The Obama administration's revision did not formally change the rule, leaving it vulnerable to legal challenges, she added. "A non-binding statement from [the government] can't trump an existing law," Windham says.
Waiting in the Wings
It is not knowable whether any of these cases will ultimately succeed. Many lawyers and health experts judged the three cases the Supreme Court is now considering long shots when the first one was filed seven minutes after Obama signed the overhaul into law March 23, 2010, and many are now more circumspect about handicapping the legal strengths of any leftover lawsuits.
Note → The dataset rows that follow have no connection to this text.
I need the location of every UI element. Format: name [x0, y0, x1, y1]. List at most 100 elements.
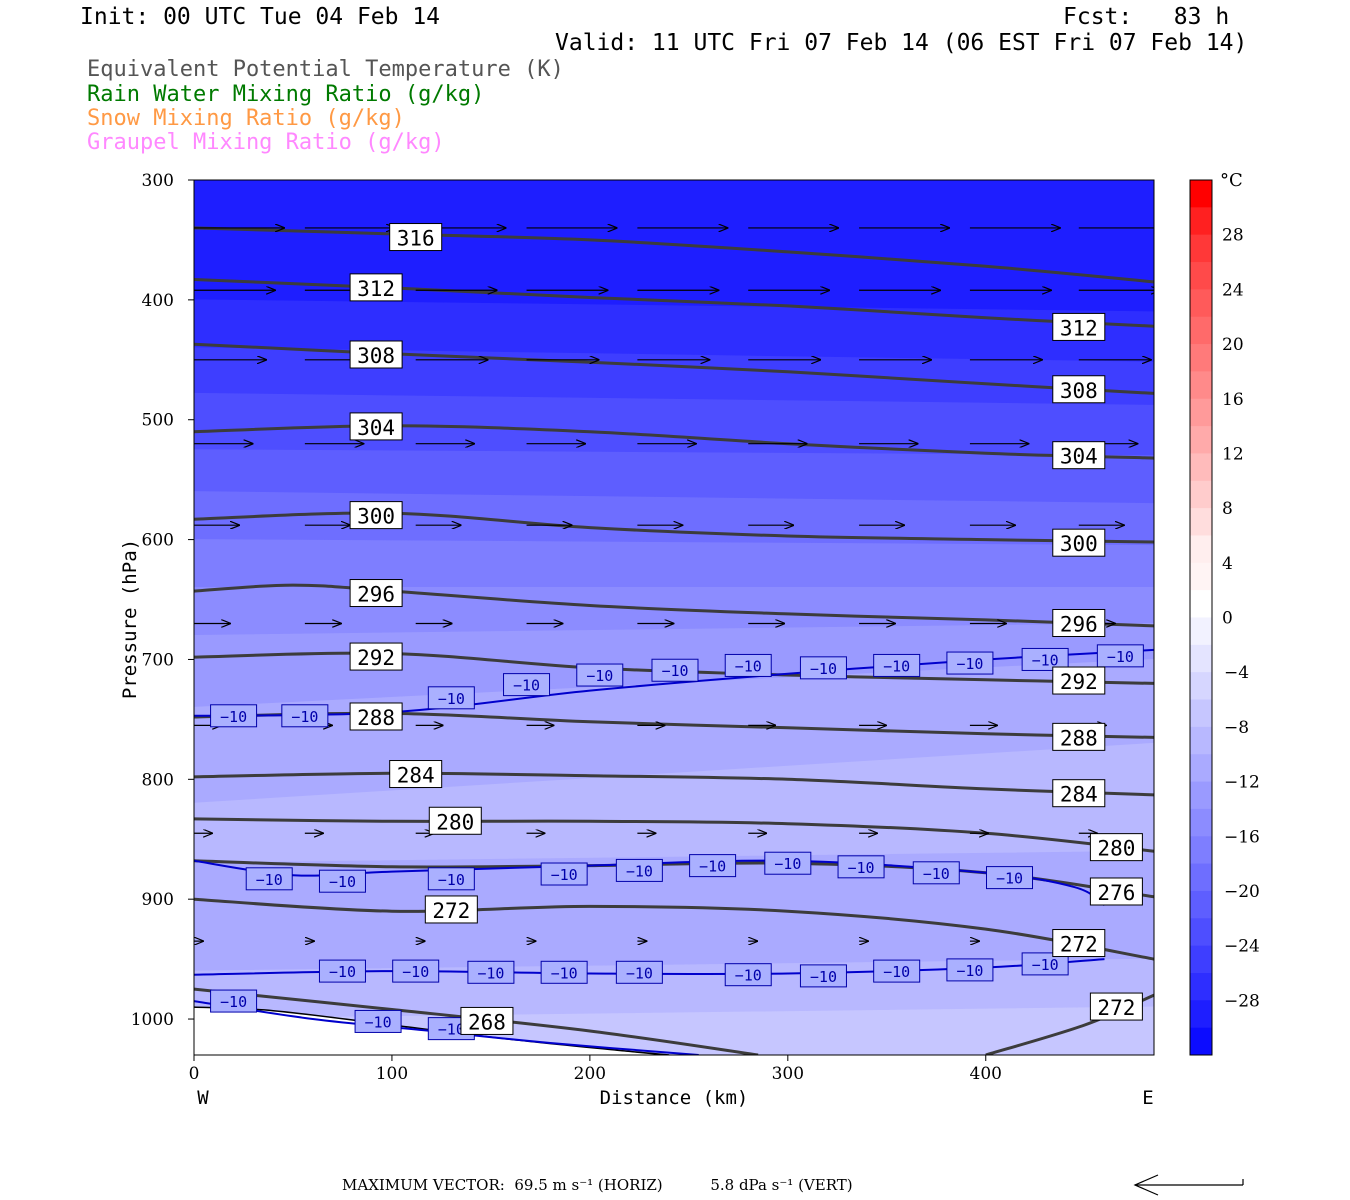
isotherm-label: −10 [513, 677, 540, 695]
isotherm-label: −10 [329, 963, 356, 981]
isotherm-label: −10 [1107, 648, 1134, 666]
y-tick-label: 500 [142, 411, 174, 431]
isotherm-label-box [427, 686, 475, 710]
theta-e-label: 284 [397, 764, 435, 788]
theta-e-label: 292 [357, 646, 395, 670]
colorbar-tick-label: −4 [1224, 663, 1249, 683]
isotherm-label-box [354, 1009, 402, 1033]
colorbar-tick-label: 12 [1222, 444, 1244, 464]
isotherm-label-box [689, 854, 737, 878]
theta-e-label: 288 [357, 706, 395, 730]
colorbar-swatch [1190, 863, 1212, 892]
colorbar-unit: °C [1220, 170, 1243, 191]
colorbar-tick-label: 8 [1222, 499, 1233, 519]
theta-e-label: 300 [1060, 532, 1098, 556]
init-time: Init: 00 UTC Tue 04 Feb 14 [80, 4, 441, 30]
isotherm-label-box [724, 653, 772, 677]
y-tick-label: 900 [142, 890, 174, 910]
theta-e-label: 308 [357, 344, 395, 368]
colorbar-swatch [1190, 289, 1212, 318]
theta-e-label-box [1089, 833, 1143, 862]
colorbar-swatch [1190, 590, 1212, 618]
colorbar-swatch [1190, 972, 1212, 1001]
isotherm-label-box [540, 960, 588, 984]
colorbar-tick-label: −8 [1224, 718, 1249, 738]
isotherm-label-box [1021, 647, 1069, 671]
colorbar-swatch [1190, 726, 1212, 755]
colorbar-swatch [1190, 617, 1212, 646]
colorbar-swatch [1190, 808, 1212, 837]
isotherm-label-box [799, 964, 847, 988]
colorbar-tick-label: −24 [1224, 937, 1260, 957]
isotherm-label: −10 [626, 964, 653, 982]
temperature-band [194, 449, 1154, 505]
x-axis-label: Distance (km) [600, 1087, 749, 1109]
temperature-band [194, 180, 1154, 227]
theta-e-label-box [1052, 666, 1106, 695]
colorbar-swatch [1190, 699, 1212, 728]
wind-vectors [194, 228, 1154, 941]
isotherm-label: −10 [438, 871, 465, 889]
isotherm-label: −10 [291, 708, 318, 726]
colorbar-swatch [1190, 562, 1212, 591]
y-tick-label: 700 [142, 650, 174, 670]
colorbar-tick-label: 24 [1222, 280, 1244, 300]
colorbar-swatch [1190, 836, 1212, 865]
colorbar-tick-label: 4 [1222, 554, 1233, 574]
isotherm-label: −10 [477, 964, 504, 982]
y-tick-label: 400 [142, 291, 174, 311]
isotherm-label: −10 [1032, 956, 1059, 974]
colorbar-tick-label: −16 [1224, 827, 1260, 847]
isotherm-label: −10 [438, 1021, 465, 1039]
y-axis-label: Pressure (hPa) [119, 539, 141, 699]
isotherm-label: −10 [1032, 651, 1059, 669]
theta-e-label-box [1052, 722, 1106, 751]
colorbar-tick-label: 28 [1222, 226, 1244, 246]
isotherm-labels: −10 −10 −10 −10 −10 −10 −10 −10 −10 −10 −10 −10 −10 −… [210, 644, 1144, 1041]
colorbar-swatch [1190, 1000, 1212, 1029]
colorbar-frame [1189, 179, 1213, 1056]
colorbar-swatch [1190, 371, 1212, 400]
isotherm-label: −10 [956, 962, 983, 980]
theta-e-label: 288 [1060, 726, 1098, 750]
isotherm-label: −10 [365, 1013, 392, 1031]
theta-e-label-box [349, 340, 403, 369]
theta-e-label-box [349, 702, 403, 731]
theta-e-label: 292 [1060, 670, 1098, 694]
isotherm-label-box [245, 867, 293, 891]
colorbar-swatch [1190, 945, 1212, 974]
theta-e-label: 272 [1097, 996, 1135, 1020]
colorbar-tick-label: −20 [1224, 882, 1260, 902]
isotherm-label: −10 [551, 866, 578, 884]
theta-e-label-box [349, 642, 403, 671]
isotherm-label-box [576, 663, 624, 687]
isotherm-label: −10 [883, 657, 910, 675]
isotherm-label-box [210, 704, 258, 728]
max-vector-arrow [1133, 1174, 1244, 1196]
isotherm-label: −10 [883, 963, 910, 981]
isotherm-label-box [946, 958, 994, 982]
isotherm-label-box [946, 651, 994, 675]
theta-e-label-box [428, 806, 482, 835]
temperature-band [194, 347, 1154, 406]
theta-e-label-box [1052, 528, 1106, 557]
isotherm-label: −10 [923, 865, 950, 883]
theta-e-label-box [1052, 608, 1106, 637]
colorbar-swatch [1190, 453, 1212, 482]
theta-e-label-box [1052, 779, 1106, 808]
isotherm-label: −10 [586, 667, 613, 685]
theta-e-label-box [349, 412, 403, 441]
x-tick-label: 200 [574, 1064, 606, 1084]
colorbar-tick-label: −28 [1224, 991, 1260, 1011]
colorbar-tick-label: 20 [1222, 335, 1244, 355]
isotherm-label-box [799, 656, 847, 680]
colorbar-swatch [1190, 262, 1212, 290]
isotherm-label-box [837, 855, 885, 879]
isotherm-label-box [912, 861, 960, 885]
forecast-hour: Fcst: 83 h [1063, 4, 1230, 30]
colorbar-swatch [1190, 207, 1212, 236]
colorbar-swatch [1190, 180, 1212, 208]
theta-e-labels: 316 312 312 308 308 304 304 300 300 296 296 292 292 2… [349, 223, 1143, 1035]
valid-time: Valid: 11 UTC Fri 07 Feb 14 (06 EST Fri … [555, 30, 1248, 56]
theta-e-line [194, 583, 1154, 628]
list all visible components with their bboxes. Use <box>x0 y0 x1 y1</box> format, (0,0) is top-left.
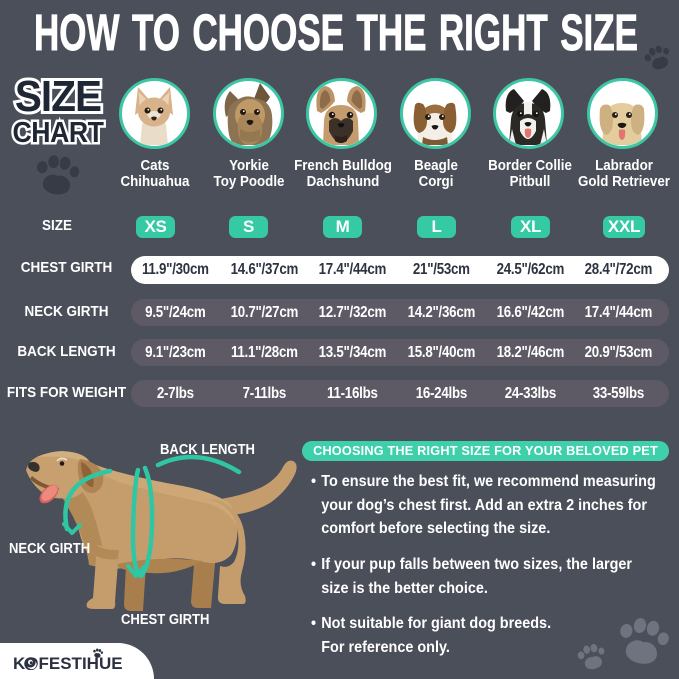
svg-text:CHART: CHART <box>12 116 103 148</box>
svg-text:SIZE: SIZE <box>15 71 101 120</box>
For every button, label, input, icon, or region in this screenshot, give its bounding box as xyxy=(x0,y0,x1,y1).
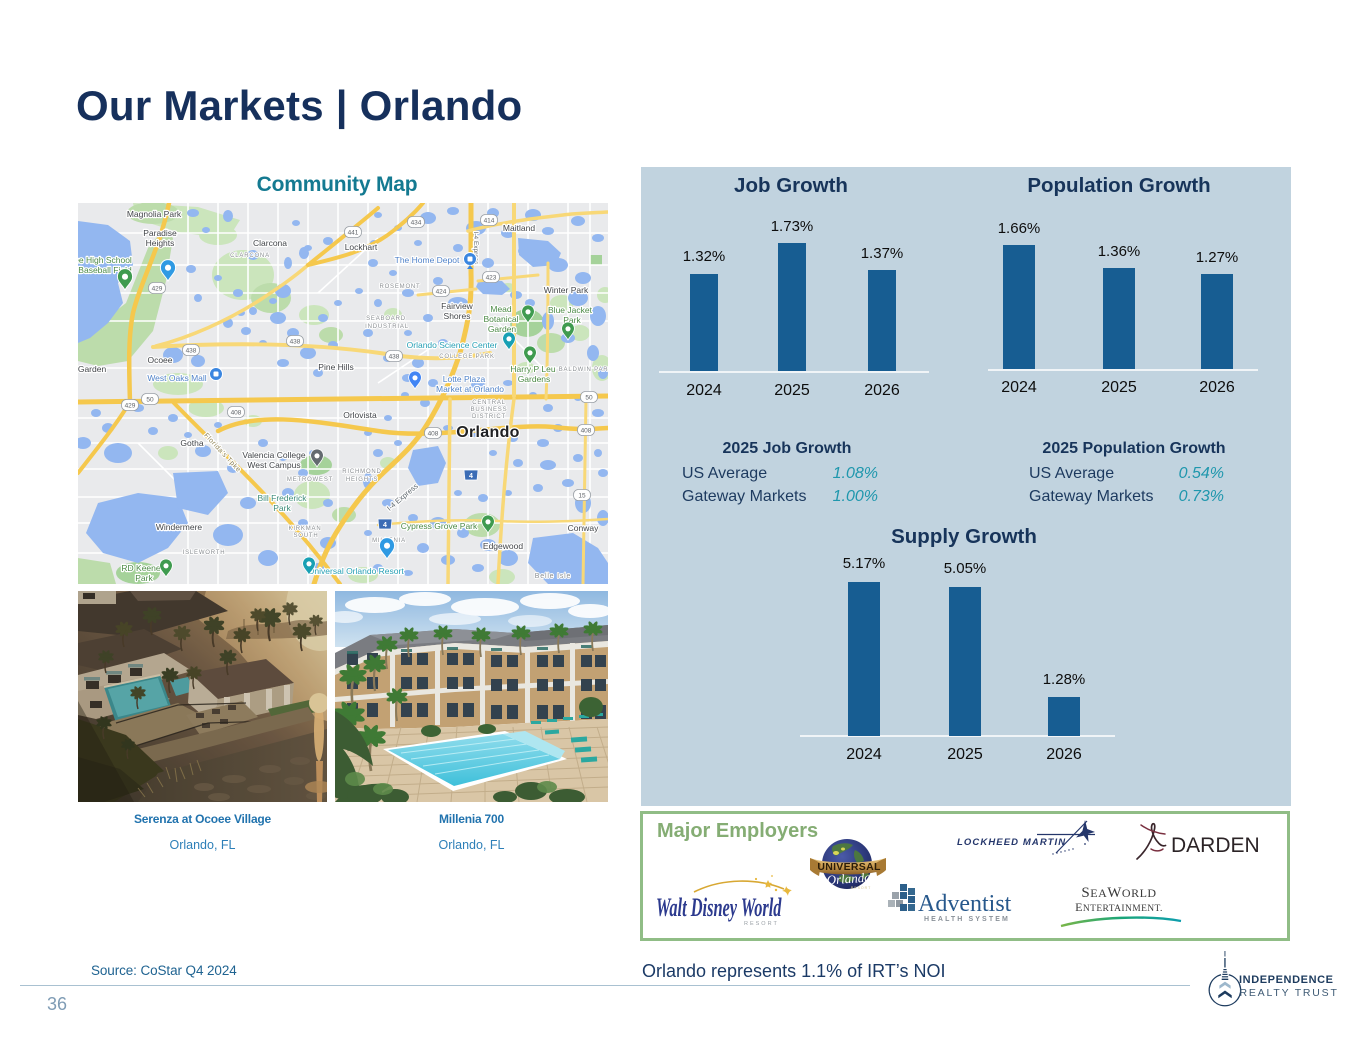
svg-text:15: 15 xyxy=(578,493,586,500)
svg-text:Orlando: Orlando xyxy=(826,869,871,887)
svg-text:INDEPENDENCE: INDEPENDENCE xyxy=(1239,974,1334,986)
svg-text:Lotte Plaza: Lotte Plaza xyxy=(443,374,486,384)
svg-text:Lockhart: Lockhart xyxy=(345,242,378,252)
svg-text:COLLEGE PARK: COLLEGE PARK xyxy=(439,354,495,360)
svg-text:The Home Depot: The Home Depot xyxy=(395,255,460,265)
svg-text:Walt Disney World: Walt Disney World xyxy=(656,893,782,922)
svg-text:Gotha: Gotha xyxy=(180,438,203,448)
svg-text:CLARCONA: CLARCONA xyxy=(230,253,270,259)
svg-text:423: 423 xyxy=(486,275,497,282)
svg-text:ROSEMONT: ROSEMONT xyxy=(379,284,420,290)
svg-text:SEAWORLD: SEAWORLD xyxy=(1081,885,1156,901)
svg-text:Orlando Science Center: Orlando Science Center xyxy=(407,340,498,350)
svg-text:Orlando: Orlando xyxy=(456,424,519,441)
svg-text:414: 414 xyxy=(484,218,495,225)
svg-text:Orlovista: Orlovista xyxy=(343,410,377,420)
svg-text:BUSINESS: BUSINESS xyxy=(471,407,508,413)
svg-text:Belle Isle: Belle Isle xyxy=(535,573,571,580)
svg-text:429: 429 xyxy=(152,286,163,293)
svg-text:RESORT: RESORT xyxy=(851,886,872,890)
svg-text:HEALTH SYSTEM: HEALTH SYSTEM xyxy=(924,916,1010,923)
svg-text:441: 441 xyxy=(348,230,359,237)
svg-text:REALTY TRUST: REALTY TRUST xyxy=(1240,987,1339,999)
svg-text:Conway: Conway xyxy=(568,523,599,533)
svg-text:SEABOARD: SEABOARD xyxy=(366,316,406,322)
svg-text:408: 408 xyxy=(581,428,592,435)
svg-text:Botanical: Botanical xyxy=(484,314,519,324)
svg-text:438: 438 xyxy=(290,339,301,346)
svg-text:RESORT: RESORT xyxy=(744,921,779,927)
svg-text:Cypress Grove Park: Cypress Grove Park xyxy=(401,521,478,531)
svg-text:408: 408 xyxy=(231,410,242,417)
svg-text:ENTERTAINMENT.: ENTERTAINMENT. xyxy=(1075,900,1163,914)
svg-text:438: 438 xyxy=(389,354,400,361)
svg-text:CENTRAL: CENTRAL xyxy=(472,400,506,406)
svg-text:DARDEN: DARDEN xyxy=(1171,834,1260,857)
svg-text:424: 424 xyxy=(436,289,447,296)
svg-text:INDUSTRIAL: INDUSTRIAL xyxy=(365,324,409,330)
svg-text:408: 408 xyxy=(428,431,439,438)
svg-text:Winter Park: Winter Park xyxy=(544,285,589,295)
svg-text:DISTRICT: DISTRICT xyxy=(472,414,506,420)
svg-text:Blue Jacket: Blue Jacket xyxy=(548,305,593,315)
svg-text:Edgewood: Edgewood xyxy=(483,541,523,551)
svg-text:429: 429 xyxy=(125,403,136,410)
svg-text:Windermere: Windermere xyxy=(156,522,203,532)
svg-text:ISLEWORTH: ISLEWORTH xyxy=(183,550,226,556)
svg-text:Clarcona: Clarcona xyxy=(253,238,287,248)
svg-text:Universal Orlando Resort: Universal Orlando Resort xyxy=(308,566,404,576)
svg-text:SOUTH: SOUTH xyxy=(294,533,319,539)
svg-text:Shores: Shores xyxy=(444,311,471,321)
svg-text:4: 4 xyxy=(383,522,387,529)
svg-text:Fairview: Fairview xyxy=(441,301,474,311)
svg-text:4: 4 xyxy=(469,473,473,480)
svg-text:KIRKMAN: KIRKMAN xyxy=(289,526,322,532)
svg-text:Park: Park xyxy=(273,503,291,513)
svg-text:Adventist: Adventist xyxy=(918,891,1012,917)
svg-text:Gardens: Gardens xyxy=(518,374,551,384)
svg-text:RD Keene: RD Keene xyxy=(121,563,160,573)
svg-text:Park: Park xyxy=(135,573,153,583)
svg-text:50: 50 xyxy=(585,395,593,402)
svg-text:West Campus: West Campus xyxy=(247,460,300,470)
svg-text:LOCKHEED MARTIN: LOCKHEED MARTIN xyxy=(957,837,1066,848)
svg-text:Paradise: Paradise xyxy=(143,228,177,238)
svg-text:BALDWIN PARK: BALDWIN PARK xyxy=(559,367,608,373)
svg-text:Pine Hills: Pine Hills xyxy=(318,362,353,372)
svg-text:Market at Orlando: Market at Orlando xyxy=(436,384,504,394)
svg-text:METROWEST: METROWEST xyxy=(287,477,333,483)
svg-text:West Oaks Mall: West Oaks Mall xyxy=(147,373,206,383)
svg-text:Valencia College: Valencia College xyxy=(242,450,305,460)
svg-text:438: 438 xyxy=(186,348,197,355)
svg-text:Garden: Garden xyxy=(78,364,106,374)
svg-text:Magnolia Park: Magnolia Park xyxy=(127,209,182,219)
svg-text:434: 434 xyxy=(411,220,422,227)
svg-text:Bill Frederick: Bill Frederick xyxy=(257,493,307,503)
svg-text:Ocoee: Ocoee xyxy=(147,355,172,365)
svg-text:ee High School: ee High School xyxy=(78,255,132,265)
svg-text:Heights: Heights xyxy=(146,238,175,248)
svg-text:50: 50 xyxy=(146,397,154,404)
svg-text:I-4 Express: I-4 Express xyxy=(472,232,479,266)
svg-text:Harry P Leu: Harry P Leu xyxy=(510,364,555,374)
svg-text:Maitland: Maitland xyxy=(503,223,535,233)
svg-text:Mead: Mead xyxy=(490,304,512,314)
svg-text:RICHMOND: RICHMOND xyxy=(342,469,381,475)
svg-text:HEIGHTS: HEIGHTS xyxy=(346,477,378,483)
svg-text:UNIVERSAL: UNIVERSAL xyxy=(817,861,881,873)
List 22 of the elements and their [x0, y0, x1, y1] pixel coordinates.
"As a former law school dean and someone who has argued before the Supreme Court, I thought these were frivolous lawsuits," Pollack of Families USA said of the three cases the Supreme Court is now reviewing. "I am not sure I'm prepared to make other predictions about other lawsuits that this court may take seriously."
But the lawyers pressing the more targeted challenges share a common hope that the Supreme Court makes their arguments moot by invalidating the entire law.
"Once the decision comes down, I'm hoping that it will be over," says Cohen, the lawyer handling the IPAB case. "But if not, we will be moving within the next few weeks."
Ilya Shapiro, senior fellow in constitutional studies at the libertarian Cato Institute, said a high court ruling upholding the health care overhaul would shift the legal wrangling to specific aspects of the law.
The narrower challenges lack the size and scale to undermine the construct of the law, but they can shape how it is put into action. "These are really more of the garden-variety lawsuits that tend to shape implementation of a far-reaching law that lends coverage to 30 million uninsured people," says Dan Mendelson, a former Clinton administration health budget official and chief executive and founder of Avalere Health, a Washington, D.C., consulting firm.
Bradley W. Joondeph, a law professor at Santa Clara University in California, says while the cases "don't have the potential to bring down the act in its entirety," they still pose headaches for the Obama administration's signature legislative achievement.
"What is a viable constitutional argument?" Joondeph said. "It can change, and it can change very rapidly, depending on the political incentives of people who have the power to shape public opinion on these questions."